Just Behave and Be Good

How often have you told your child or student to “behave”? How about “be good”? Have you ever asked them, “Why can’t you just behave?” I know I have.

It is such an easy question to ask and the simple command of “behave” is even easier. After all, that covers all of our bases right? I mean it, I said, “behave” you know, “be good.”

Again, I find myself so much better at avoiding this as a teacher than as a parent. I know all my parent readers are tired of hearing me say that. Sorry, it’s true. I am constantly working on my carry over from the teacher to the mother role, but it is definitely still a noted weakness.

So, some of you may be thinking, “what’s wrong with telling our children to behave?” Let’s do a little exercise. Without over thinking it, tell yourself what it means to behave; say it out loud if that is easier. Now, ask the closest adult you to also define what it means to behave. Now, ask one more adult. Do your answers match? I am sure they are similar and run along the lines of following directions, complying with adults, doing what we know is right…Sound about right?
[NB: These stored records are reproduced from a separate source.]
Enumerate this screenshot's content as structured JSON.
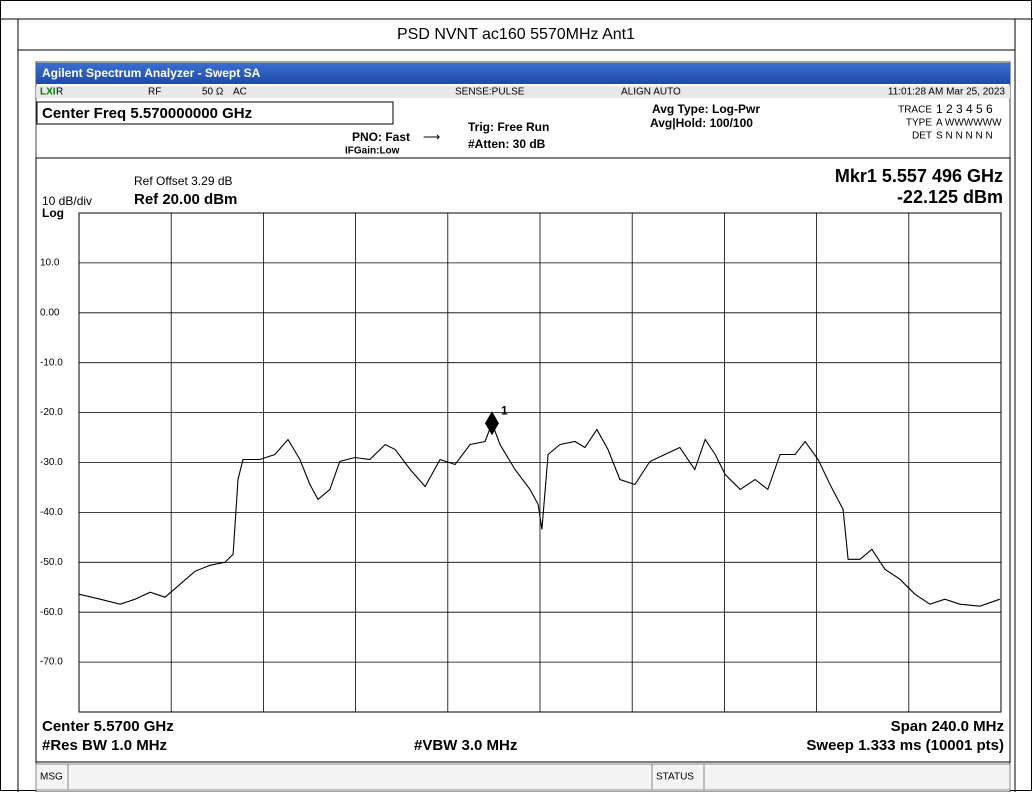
{
  "title": "PSD NVNT ac160 5570MHz Ant1",
  "window": {
    "title": "Agilent Spectrum Analyzer - Swept SA"
  },
  "status_row": {
    "mode": "R",
    "rf": "RF",
    "impedance": "50 Ω",
    "coupling": "AC",
    "sense": "SENSE:PULSE",
    "align": "ALIGN AUTO",
    "time": "11:01:28 AM Mar 25, 2023"
  },
  "settings": {
    "center": "Center Freq 5.570000000 GHz",
    "pno": "PNO: Fast",
    "ifgain": "IFGain:Low",
    "trig": "Trig: Free Run",
    "atten": "#Atten: 30 dB",
    "avg_type": "Avg Type: Log-Pwr",
    "avg_hold": "Avg|Hold: 100/100",
    "trace_label": "TRACE",
    "trace_values": "1 2 3 4 5 6",
    "type_label": "TYPE",
    "type_values": "A WWWWWW",
    "det_label": "DET",
    "det_values": "S N N N N N"
  },
  "footer": {
    "center": "Center 5.5700 GHz",
    "rbw": "#Res BW 1.0 MHz",
    "vbw": "#VBW 3.0 MHz",
    "span": "Span 240.0 MHz",
    "sweep": "Sweep  1.333 ms (10001 pts)"
  },
  "statusbar": {
    "msg": "MSG",
    "status": "STATUS"
  },
  "chart_data": {
    "type": "line",
    "ref_offset": "Ref Offset 3.29 dB",
    "scale": "10 dB/div",
    "ref_level": "Ref 20.00 dBm",
    "scale_type": "Log",
    "xlim": [
      5.45,
      5.69
    ],
    "ylim": [
      -80,
      20
    ],
    "yticks": [
      {
        "value": 10,
        "label": "10.0"
      },
      {
        "value": 0,
        "label": "0.00"
      },
      {
        "value": -10,
        "label": "-10.0"
      },
      {
        "value": -20,
        "label": "-20.0"
      },
      {
        "value": -30,
        "label": "-30.0"
      },
      {
        "value": -40,
        "label": "-40.0"
      },
      {
        "value": -50,
        "label": "-50.0"
      },
      {
        "value": -60,
        "label": "-60.0"
      },
      {
        "value": -70,
        "label": "-70.0"
      }
    ],
    "grid": true,
    "color": "#000000",
    "x": [
      5.45,
      5.4555,
      5.4607,
      5.4646,
      5.4685,
      5.4724,
      5.4763,
      5.4802,
      5.4841,
      5.488,
      5.4901,
      5.4914,
      5.4927,
      5.4971,
      5.501,
      5.5044,
      5.5075,
      5.5101,
      5.5122,
      5.5153,
      5.5179,
      5.5218,
      5.5257,
      5.5297,
      5.5323,
      5.5362,
      5.5401,
      5.544,
      5.5479,
      5.5518,
      5.5557,
      5.5575,
      5.5596,
      5.5635,
      5.5674,
      5.5695,
      5.5705,
      5.5721,
      5.5752,
      5.5791,
      5.5817,
      5.5848,
      5.5877,
      5.5908,
      5.5947,
      5.5986,
      5.6025,
      5.6064,
      5.6103,
      5.613,
      5.6156,
      5.6182,
      5.6221,
      5.626,
      5.6293,
      5.6325,
      5.6364,
      5.639,
      5.6424,
      5.6455,
      5.6489,
      5.6502,
      5.6533,
      5.6564,
      5.6598,
      5.6637,
      5.6676,
      5.6715,
      5.6754,
      5.6793,
      5.6845,
      5.6897
    ],
    "values": [
      -56.4,
      -57.4,
      -58.4,
      -57.4,
      -56,
      -57,
      -54.4,
      -51.8,
      -50.6,
      -50,
      -48.4,
      -33.4,
      -29.4,
      -29.4,
      -28.4,
      -25.4,
      -29.4,
      -34.4,
      -37.4,
      -35.4,
      -29.8,
      -29,
      -29.4,
      -26.4,
      -27.4,
      -31.4,
      -34.8,
      -29.4,
      -30.4,
      -26.4,
      -25.8,
      -22.1,
      -26.4,
      -31.4,
      -35.4,
      -38.4,
      -43.4,
      -28.4,
      -26.4,
      -25.8,
      -27,
      -23.4,
      -27.4,
      -33.4,
      -34.4,
      -29.8,
      -28.4,
      -27,
      -31.4,
      -25.4,
      -28.4,
      -32.4,
      -35.4,
      -33.4,
      -35.4,
      -28.4,
      -28.4,
      -25.8,
      -29.4,
      -34.4,
      -39.4,
      -49.4,
      -49.4,
      -47.4,
      -51.4,
      -53.4,
      -56.4,
      -58.4,
      -57.4,
      -58.4,
      -58.8,
      -57.4
    ],
    "marker": {
      "label": "1",
      "x": 5.557496,
      "value": -22.125,
      "readout_freq": "Mkr1 5.557 496 GHz",
      "readout_level": "-22.125 dBm"
    }
  }
}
Now, I want you to find your child. Ask them what it means to behave. See what they say. Close? Was their answer similar? Did it seem hard for them to answer? Did their answer seem scripted?

I think in most cases, the answers would be yes. Children need specific information when we are trying to form behavior. They do not need grey area. Keep it direct, simple, and black and white.
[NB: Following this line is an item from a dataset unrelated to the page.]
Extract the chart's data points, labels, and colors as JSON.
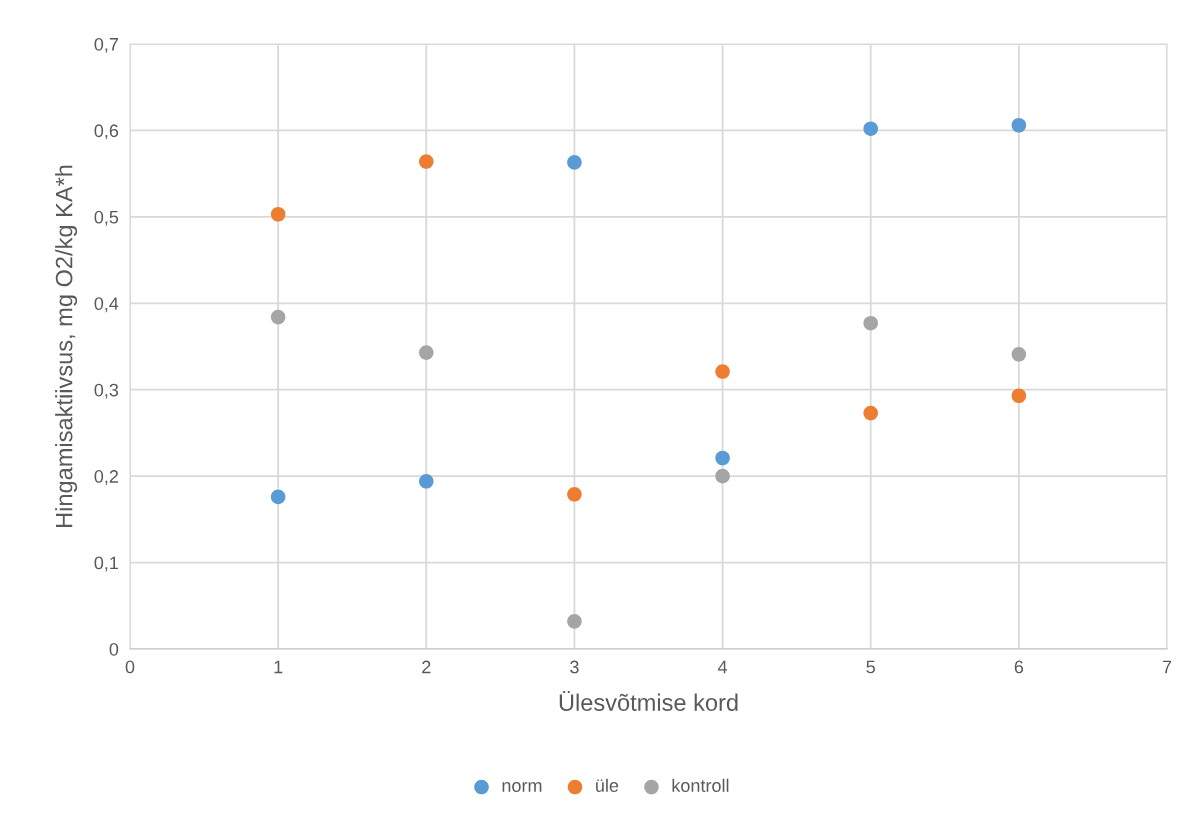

Behave= Lottie today when you go to school, I want you to focus on listening to your teacher and when she asks you a question, I want you to look at her eyes before you answer.

Behave= Lottie today I want you to use ‘sir’ and ‘maam’ each time you talk to an adult.

This rule also applies to reinforcing good behavior to our children. Compliments need to go farther than just “good job”. When I go to the School Box store and I see all of the stickers, I always dream of inventing one that leaves room to specify exactly what was “Well Done” or what “A+” means.

In short, we must be specific when we talk to our children. We need to give them well described directions. On the other side, we need to specifically reinforce their good efforts, even the small ones.

Good Job= Lottie I love how you stopped running when you saw your little sister today because you know you could have run into her and hurt her. Thank you.

Well Done= Lottie it is so great that you put your plate in the sink without me asking you do. That is a really good decision.

Using more detail in directions and compliments seems easy enough, but something else that we forget it to specifically praise children when they comply a little bit. I know how hard this is when dealing with extreme behaviors. As adults, we are so frustrated and obsessed with what they are doing wrong, we forget to dig and see what they are doing right. For example, when I have a student melting down, they may be telling me to “F-off”, and they may be throwing desks and supplies all around the room. Do they have my blood boiling? You bet they do. It takes all I have to positively reinforce the little things at this point, but this is the point where they need it the most.

Rewarding the Little Things= Timmy is in a full meltdown, cussing and turning the entire room over. Timmy picks up a chair over his head and acts as though he may throw it. Instead of throwing it, he puts it down (loudly of course). “Timmy, thank you so much for putting down the chair. That was a great decision. I am proud of you.”